As I write this my credit card is in a container of water in the freezer, turning into a frozen block of debt. Yes, just like in the the movies. ENOUGH! I need to get a grip and sop using my credit cards. Period. It doesn't matter if I get airline miles, cash back, whatever. It is debt. Not only did I rip my credit card out of my wallet and fling it in the freezer, but I moved my savings over to my checking and used it to make payments on my two credit cards.
What set off this flurry of activity? When I arrived home tonight there was a letter from my USAir MasterCard that started "Important Notice of Changes to Your Credit Card Account Ending in XXXX". As of November 1, 2009, my APR (Annual Percentage Rate) is switching to a variable rate. According to this letter the current variable APR is 5% higher than my current APR. In two months my account will be at the mercy of the evil credit lords. Eeeep!
How can this be happening? How do I even have credit card debt? A few years ago I was in a lot of debt, declared bankruptcy, and started fresh. I was really careful. I planned, saved, and didn't use credit cards. I applied for a credit card to build my credit score back up, and use it responsibly. Well, the economy is in the toilet and so is my job. I've had major pay cuts this year and because of that, am now in debt again. It's not much compared to how much I was in debt before, and compared to the average amount Americans carry in credit card debt I wouldn't even be considered in debt.
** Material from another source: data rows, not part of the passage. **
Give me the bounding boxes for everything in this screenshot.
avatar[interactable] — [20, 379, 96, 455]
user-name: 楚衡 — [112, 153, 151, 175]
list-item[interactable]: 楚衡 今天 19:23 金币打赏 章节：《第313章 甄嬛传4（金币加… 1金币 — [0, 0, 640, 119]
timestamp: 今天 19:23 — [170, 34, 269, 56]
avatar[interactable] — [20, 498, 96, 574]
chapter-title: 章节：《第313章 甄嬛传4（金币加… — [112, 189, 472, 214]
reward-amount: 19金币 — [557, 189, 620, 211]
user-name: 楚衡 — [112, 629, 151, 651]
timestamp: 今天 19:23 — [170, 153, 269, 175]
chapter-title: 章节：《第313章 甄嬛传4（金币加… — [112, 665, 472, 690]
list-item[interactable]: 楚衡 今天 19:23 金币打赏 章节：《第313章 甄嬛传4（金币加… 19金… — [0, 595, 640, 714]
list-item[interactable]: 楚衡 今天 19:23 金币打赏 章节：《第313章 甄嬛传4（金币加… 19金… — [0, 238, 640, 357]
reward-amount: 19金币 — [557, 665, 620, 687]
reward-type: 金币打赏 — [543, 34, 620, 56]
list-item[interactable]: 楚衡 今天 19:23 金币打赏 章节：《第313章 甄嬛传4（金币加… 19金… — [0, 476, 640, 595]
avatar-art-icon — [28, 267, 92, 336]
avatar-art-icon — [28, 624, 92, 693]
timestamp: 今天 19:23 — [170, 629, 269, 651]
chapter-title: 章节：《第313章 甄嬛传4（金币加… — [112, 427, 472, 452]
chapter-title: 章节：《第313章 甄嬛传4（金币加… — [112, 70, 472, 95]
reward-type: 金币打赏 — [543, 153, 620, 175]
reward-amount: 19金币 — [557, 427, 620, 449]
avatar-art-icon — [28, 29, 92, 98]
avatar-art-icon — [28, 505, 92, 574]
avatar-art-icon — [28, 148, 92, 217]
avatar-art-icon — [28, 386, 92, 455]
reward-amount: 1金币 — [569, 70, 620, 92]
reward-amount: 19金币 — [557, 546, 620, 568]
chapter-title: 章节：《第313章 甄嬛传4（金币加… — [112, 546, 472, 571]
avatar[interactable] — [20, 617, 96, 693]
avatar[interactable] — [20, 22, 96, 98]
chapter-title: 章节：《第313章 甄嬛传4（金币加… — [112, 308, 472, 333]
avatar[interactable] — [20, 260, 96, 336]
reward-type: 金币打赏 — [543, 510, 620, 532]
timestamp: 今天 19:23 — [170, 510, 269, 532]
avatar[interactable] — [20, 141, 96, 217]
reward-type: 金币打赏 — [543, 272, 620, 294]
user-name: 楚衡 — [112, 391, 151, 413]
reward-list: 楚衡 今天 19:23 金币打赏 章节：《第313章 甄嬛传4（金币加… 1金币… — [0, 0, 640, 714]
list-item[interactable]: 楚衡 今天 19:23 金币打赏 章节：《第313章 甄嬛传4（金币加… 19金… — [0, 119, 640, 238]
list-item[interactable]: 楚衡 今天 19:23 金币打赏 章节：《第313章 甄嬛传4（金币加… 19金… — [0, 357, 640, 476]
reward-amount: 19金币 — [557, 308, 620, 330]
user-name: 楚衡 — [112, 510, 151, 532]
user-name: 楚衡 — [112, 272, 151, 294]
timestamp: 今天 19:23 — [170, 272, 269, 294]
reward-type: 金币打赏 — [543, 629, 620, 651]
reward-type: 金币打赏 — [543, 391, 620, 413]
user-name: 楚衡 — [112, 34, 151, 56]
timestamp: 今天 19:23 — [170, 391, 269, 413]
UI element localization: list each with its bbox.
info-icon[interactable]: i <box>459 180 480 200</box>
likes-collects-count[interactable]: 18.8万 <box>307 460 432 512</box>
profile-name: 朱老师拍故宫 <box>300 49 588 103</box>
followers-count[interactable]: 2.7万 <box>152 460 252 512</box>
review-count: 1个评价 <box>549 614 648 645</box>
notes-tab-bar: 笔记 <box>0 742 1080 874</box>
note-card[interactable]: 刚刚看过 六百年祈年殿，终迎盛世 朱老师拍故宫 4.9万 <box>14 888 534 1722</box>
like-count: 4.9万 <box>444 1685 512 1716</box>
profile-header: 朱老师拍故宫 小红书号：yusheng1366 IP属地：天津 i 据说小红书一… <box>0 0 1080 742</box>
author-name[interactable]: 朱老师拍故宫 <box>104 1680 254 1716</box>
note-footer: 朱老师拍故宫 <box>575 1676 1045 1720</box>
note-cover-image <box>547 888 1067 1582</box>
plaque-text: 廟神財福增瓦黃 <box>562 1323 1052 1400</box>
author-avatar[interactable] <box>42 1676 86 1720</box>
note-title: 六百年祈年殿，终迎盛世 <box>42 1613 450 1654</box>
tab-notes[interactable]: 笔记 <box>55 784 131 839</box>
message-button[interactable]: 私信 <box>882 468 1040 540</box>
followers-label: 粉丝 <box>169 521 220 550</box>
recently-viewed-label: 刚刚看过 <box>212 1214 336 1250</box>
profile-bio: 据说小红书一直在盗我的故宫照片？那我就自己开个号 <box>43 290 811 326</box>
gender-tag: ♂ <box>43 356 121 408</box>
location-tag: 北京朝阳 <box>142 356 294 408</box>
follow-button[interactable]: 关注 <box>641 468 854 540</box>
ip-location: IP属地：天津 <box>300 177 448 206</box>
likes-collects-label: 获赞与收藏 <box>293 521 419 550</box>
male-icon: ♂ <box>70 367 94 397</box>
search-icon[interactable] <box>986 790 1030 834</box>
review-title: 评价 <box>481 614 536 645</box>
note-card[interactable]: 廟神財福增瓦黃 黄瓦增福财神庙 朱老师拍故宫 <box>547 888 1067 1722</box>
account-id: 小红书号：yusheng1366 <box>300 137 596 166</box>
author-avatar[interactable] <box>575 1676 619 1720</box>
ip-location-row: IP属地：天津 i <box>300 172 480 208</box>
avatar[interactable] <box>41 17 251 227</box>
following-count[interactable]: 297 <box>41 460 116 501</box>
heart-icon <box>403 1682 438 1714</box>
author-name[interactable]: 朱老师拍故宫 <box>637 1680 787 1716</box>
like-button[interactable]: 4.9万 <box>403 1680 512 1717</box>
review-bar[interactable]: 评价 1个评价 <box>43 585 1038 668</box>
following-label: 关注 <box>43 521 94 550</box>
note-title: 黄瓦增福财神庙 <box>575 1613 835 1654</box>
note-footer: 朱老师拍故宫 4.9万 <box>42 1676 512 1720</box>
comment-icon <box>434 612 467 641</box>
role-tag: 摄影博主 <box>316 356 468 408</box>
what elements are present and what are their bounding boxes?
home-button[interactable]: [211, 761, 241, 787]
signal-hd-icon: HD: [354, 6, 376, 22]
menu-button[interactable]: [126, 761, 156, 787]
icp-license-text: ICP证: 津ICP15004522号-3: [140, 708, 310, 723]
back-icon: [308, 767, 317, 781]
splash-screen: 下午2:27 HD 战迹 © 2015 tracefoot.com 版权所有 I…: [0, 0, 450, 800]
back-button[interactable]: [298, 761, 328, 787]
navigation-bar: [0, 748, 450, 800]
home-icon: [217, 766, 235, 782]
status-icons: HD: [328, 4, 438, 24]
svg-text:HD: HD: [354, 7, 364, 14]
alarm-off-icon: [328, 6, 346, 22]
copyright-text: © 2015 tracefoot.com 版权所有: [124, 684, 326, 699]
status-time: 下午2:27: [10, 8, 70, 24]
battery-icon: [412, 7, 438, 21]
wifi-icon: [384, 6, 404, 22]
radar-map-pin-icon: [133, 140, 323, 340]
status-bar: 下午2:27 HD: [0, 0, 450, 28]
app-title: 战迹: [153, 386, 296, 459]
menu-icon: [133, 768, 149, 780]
But it makes me nervous. Debt is a slippery slope and I don't want to be in fear of creditors or worried that I can't pay my rent by the end of the year.
I'm posting this here so that I will be serious about paying down the debt and keeping on track with my spending. Yes, it's worth it to not eat lunch out when I'm down so that I keep that $7 off of my credit card balance. When I want to hang out with my friends or splurge a little on a magazine or book, I need to really think about what I'm getting out of that versus the potential debt it will give me. Isn't it worth some saving to be able to pay the bills that matter and not have an anxiety attack over it? I think so. I know this is going to be hard, but I have to do this now and not when I'm too far in to fix it.